- i'm old -

I’m old. Meaning, I’m 63. Meaning, I’m not that old in today’s world. But when I was young, my mother died. At the time, it was a destruction to my being; it halted my life in ways that I couldn't explain. I couldn't bring myself to buy new underwear or socks, because she had bought them for me. I clung to whatever things connected me to a woman who was taken too soon; ripped away by a distraught disease. And so I pulled back, on everything I could. So as to prevent the tearing away of anything further.

The point is: this event was momentous for me. It broke me. And while I must admit that over time it served to make me stronger - as I was forced to put myself back together and determined to do so with the greatest of care so as to ensure that my world was built on the strongest foundation - it was no easy task.

And the point is: now that I am old, that story is of little significance to anyone that I come in contact with. To those who have known me for a long time and did not experience loss until much later in life, it is unfathomable. But, it is old news. To those who met me later in life and know only the version of me that I built in the aftermath, it is of little significance to how they perceive me. They have all suffered losses by now. Everyone my age has lost someone, has someone they wish they could speak to just once more, shout down the hall to just once more, squeeze once more.

And the point is: I fear that, therefore, I have finally, truly lost the person that I so fretfully fought to stop from going.

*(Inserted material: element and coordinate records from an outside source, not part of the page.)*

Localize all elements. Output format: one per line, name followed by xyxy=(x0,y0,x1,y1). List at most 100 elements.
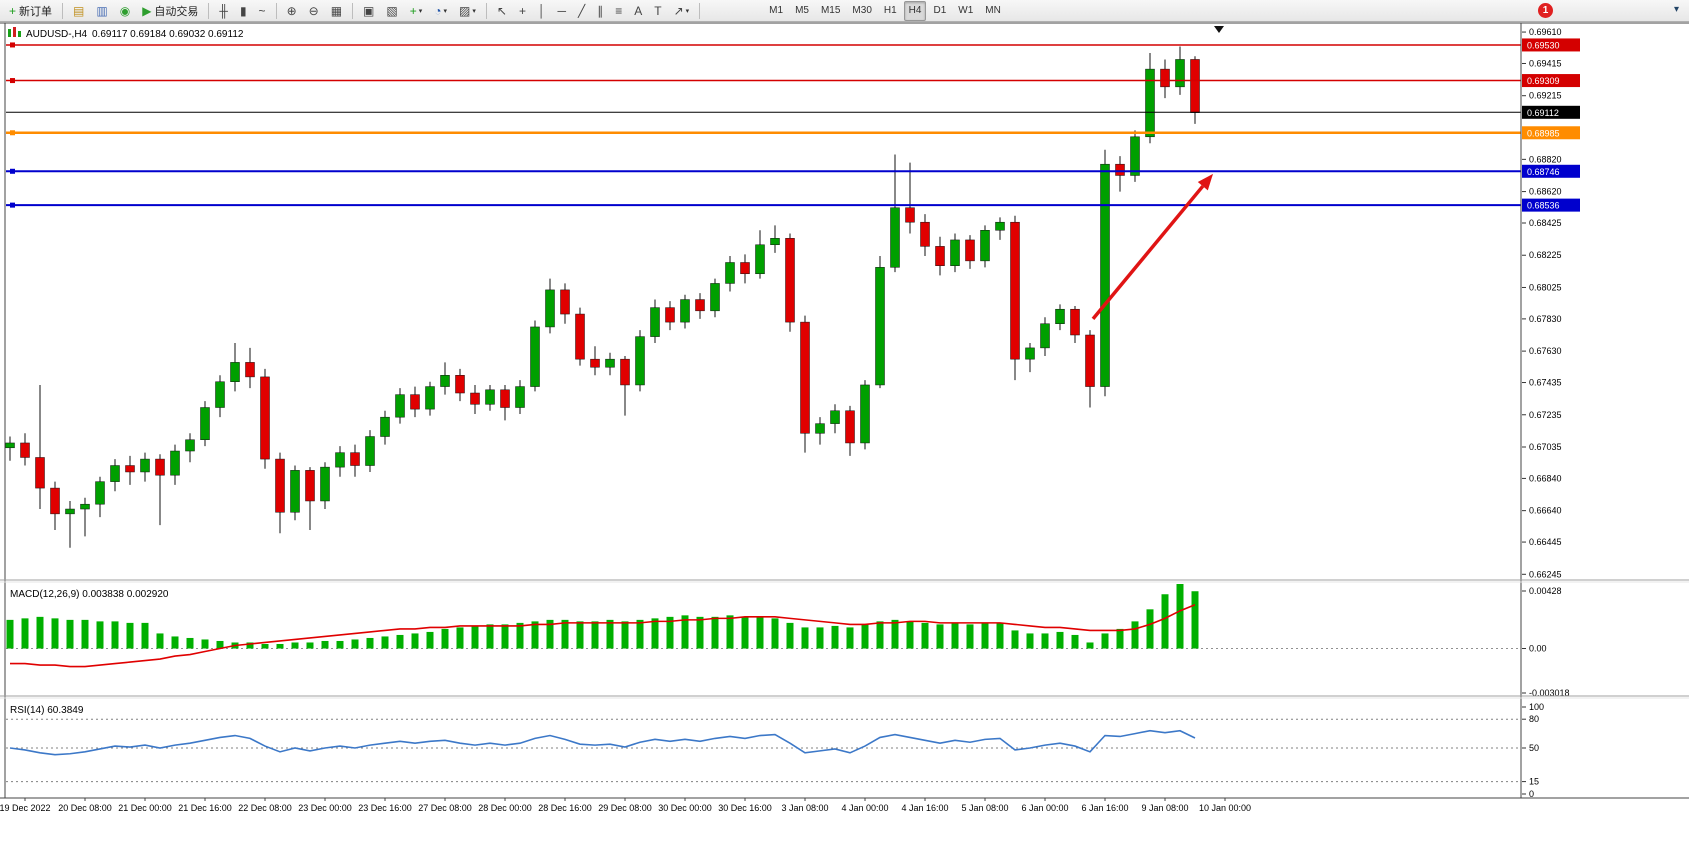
main-toolbar: + 新订单 ▤ ▥ ◉ ▶ 自动交易 ╫ ▮ ~ ⊕ ⊖ ▦ ▣ ▧ + ▾ ◔ ▾ ▨ ▾ ↖ + │ ─ ╱ ∥ ≡ A T ↗ ▾ M1 M… xyxy=(0,0,1689,22)
line-handle[interactable] xyxy=(10,78,15,84)
tf-d1-button[interactable]: D1 xyxy=(928,1,951,21)
rsi-panel xyxy=(6,718,1521,783)
text-label-button[interactable]: T xyxy=(649,1,666,21)
line-chart-button[interactable]: ~ xyxy=(254,1,271,21)
time-label: 23 Dec 16:00 xyxy=(358,803,412,813)
line-handle[interactable] xyxy=(10,42,15,48)
svg-text:0.67235: 0.67235 xyxy=(1529,410,1562,420)
tile-windows-button[interactable]: ▦ xyxy=(326,1,347,21)
candlestick-chart-icon: ▮ xyxy=(239,3,247,18)
tf-m15-button[interactable]: M15 xyxy=(816,1,845,21)
svg-text:0: 0 xyxy=(1529,789,1534,799)
navigator-icon: ◉ xyxy=(119,3,131,18)
svg-text:0.00428: 0.00428 xyxy=(1529,586,1562,596)
data-window-button[interactable]: ▥ xyxy=(91,1,112,21)
navigator-button[interactable]: ◉ xyxy=(115,1,135,21)
zoom-in-icon: ⊕ xyxy=(286,3,297,18)
crosshair-button[interactable]: + xyxy=(514,1,531,21)
chart-window-icon xyxy=(8,27,21,37)
svg-text:100: 100 xyxy=(1529,702,1544,712)
fibonacci-button[interactable]: ≡ xyxy=(610,1,627,21)
chart-title-ohlc: 0.69117 0.69184 0.69032 0.69112 xyxy=(92,29,244,40)
caret-down-icon: ▾ xyxy=(472,7,476,15)
notification-badge[interactable]: 1 xyxy=(1538,3,1553,18)
tf-m30-button[interactable]: M30 xyxy=(847,1,876,21)
horizontal-line-0.68985[interactable] xyxy=(6,130,1521,136)
toolbar-options-icon[interactable]: ▾ xyxy=(1674,4,1680,15)
svg-text:0.68746: 0.68746 xyxy=(1527,167,1560,177)
svg-text:0.69530: 0.69530 xyxy=(1527,40,1560,50)
cascade-windows-button[interactable]: ▣ xyxy=(358,1,379,21)
tf-h4-button[interactable]: H4 xyxy=(903,0,927,21)
tf-h1-button[interactable]: H1 xyxy=(879,1,902,21)
toolbar-separator xyxy=(208,2,210,19)
arrange-windows-button[interactable]: ▧ xyxy=(381,1,402,21)
trend-arrow[interactable] xyxy=(1091,173,1213,321)
price-axis-scale[interactable] xyxy=(1522,23,1689,798)
svg-text:15: 15 xyxy=(1529,777,1539,787)
toolbar-separator xyxy=(62,2,64,19)
cursor-button[interactable]: ↖ xyxy=(492,1,512,21)
market-watch-icon: ▤ xyxy=(73,3,85,18)
tf-m1-button-label: M1 xyxy=(769,5,784,16)
chart-shift-marker[interactable] xyxy=(1214,26,1224,33)
time-label: 10 Jan 00:00 xyxy=(1199,803,1251,813)
main-chart-panel xyxy=(5,42,1521,548)
text-button[interactable]: A xyxy=(629,1,647,21)
macd-panel xyxy=(6,584,1521,668)
text-label-icon: T xyxy=(654,3,662,18)
vertical-line-icon: │ xyxy=(537,3,546,18)
horizontal-line-icon: ─ xyxy=(557,3,566,18)
horizontal-line-0.69309[interactable] xyxy=(6,78,1521,84)
zoom-out-button[interactable]: ⊖ xyxy=(304,1,324,21)
periods-button[interactable]: ◔ ▾ xyxy=(429,1,452,21)
svg-text:-0.003018: -0.003018 xyxy=(1529,688,1570,698)
arrows-button[interactable]: ↗ ▾ xyxy=(669,1,695,21)
line-handle[interactable] xyxy=(10,168,15,174)
time-label: 4 Jan 00:00 xyxy=(841,803,888,813)
new-order-button[interactable]: + 新订单 xyxy=(4,1,57,21)
svg-text:80: 80 xyxy=(1529,714,1539,724)
time-label: 6 Jan 16:00 xyxy=(1081,803,1128,813)
channel-button[interactable]: ∥ xyxy=(592,1,608,21)
time-label: 6 Jan 00:00 xyxy=(1021,803,1068,813)
horizontal-line-button[interactable]: ─ xyxy=(552,1,571,21)
zoom-in-button[interactable]: ⊕ xyxy=(282,1,302,21)
indicators-icon: + xyxy=(409,3,417,18)
macd-signal-line xyxy=(10,604,1196,668)
tf-mn-button[interactable]: MN xyxy=(980,1,1006,21)
tf-m5-button[interactable]: M5 xyxy=(790,1,814,21)
svg-text:0.00: 0.00 xyxy=(1529,644,1547,654)
line-handle[interactable] xyxy=(10,130,15,136)
time-axis: 19 Dec 2022 20 Dec 08:00 21 Dec 00:00 21 De… xyxy=(0,798,1689,862)
market-watch-button[interactable]: ▤ xyxy=(68,1,89,21)
bar-chart-button[interactable]: ╫ xyxy=(214,1,233,21)
toolbar-separator xyxy=(699,2,701,19)
templates-button[interactable]: ▨ ▾ xyxy=(454,1,481,21)
line-chart-icon: ~ xyxy=(258,3,266,18)
line-handle[interactable] xyxy=(10,202,15,208)
tf-m30-button-label: M30 xyxy=(852,5,872,16)
horizontal-line-0.68536[interactable] xyxy=(6,202,1521,208)
candlestick-chart-button[interactable]: ▮ xyxy=(235,1,252,21)
vertical-line-button[interactable]: │ xyxy=(533,1,551,21)
svg-text:0.69112: 0.69112 xyxy=(1527,108,1559,118)
tf-m1-button[interactable]: M1 xyxy=(764,1,788,21)
horizontal-line-0.68746[interactable] xyxy=(6,168,1521,174)
horizontal-line-0.69530[interactable] xyxy=(6,42,1521,48)
indicators-button[interactable]: + ▾ xyxy=(405,1,428,21)
caret-down-icon: ▾ xyxy=(443,7,448,15)
tf-w1-button[interactable]: W1 xyxy=(953,1,978,21)
trendline-button[interactable]: ╱ xyxy=(573,1,590,21)
price-badge-0.69530: 0.69530 xyxy=(1522,38,1580,52)
time-axis-scale[interactable] xyxy=(0,798,1689,862)
chart-title-symbol: AUDUSD-,H4 xyxy=(26,29,88,40)
time-label: 27 Dec 08:00 xyxy=(418,803,472,813)
arrows-icon: ↗ xyxy=(673,3,684,18)
time-label: 30 Dec 16:00 xyxy=(718,803,772,813)
time-label: 5 Jan 08:00 xyxy=(961,803,1008,813)
svg-text:50: 50 xyxy=(1529,743,1539,753)
cascade-windows-icon: ▣ xyxy=(363,3,375,18)
auto-trading-button[interactable]: ▶ 自动交易 xyxy=(137,1,203,21)
tile-windows-icon: ▦ xyxy=(330,3,343,18)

The event has lost the significance that it once had as a differentiator to my character. It used to receive respect. It used to evoke silence in people. They would ask about my family and I would list the living members. And with hesitation they would ask, “And your mom?” And I would say that she had passed away a few years earlier. And they would comfort me and apologize.

But no longer. Because her disappearance - the loss of anyone’s mother, I mean - has become a normal occurrence among people my age.

And yet, it is no less significant to me. It is still a defining characteristic by which I perceive myself. It still plays a role in deciding which things I deem worthy of getting flustered over. It is still in me. It is still me.

People say loss gets easier with time. That’s not true. You just get better at dealing with it. And even so, I do not know if I have gotten any better at dealing with it. I pretend I have, but, I still lie in bed late at night, thinking of her. Thinking all the things you assume someone would think as they crave to see someone they know they will never see again.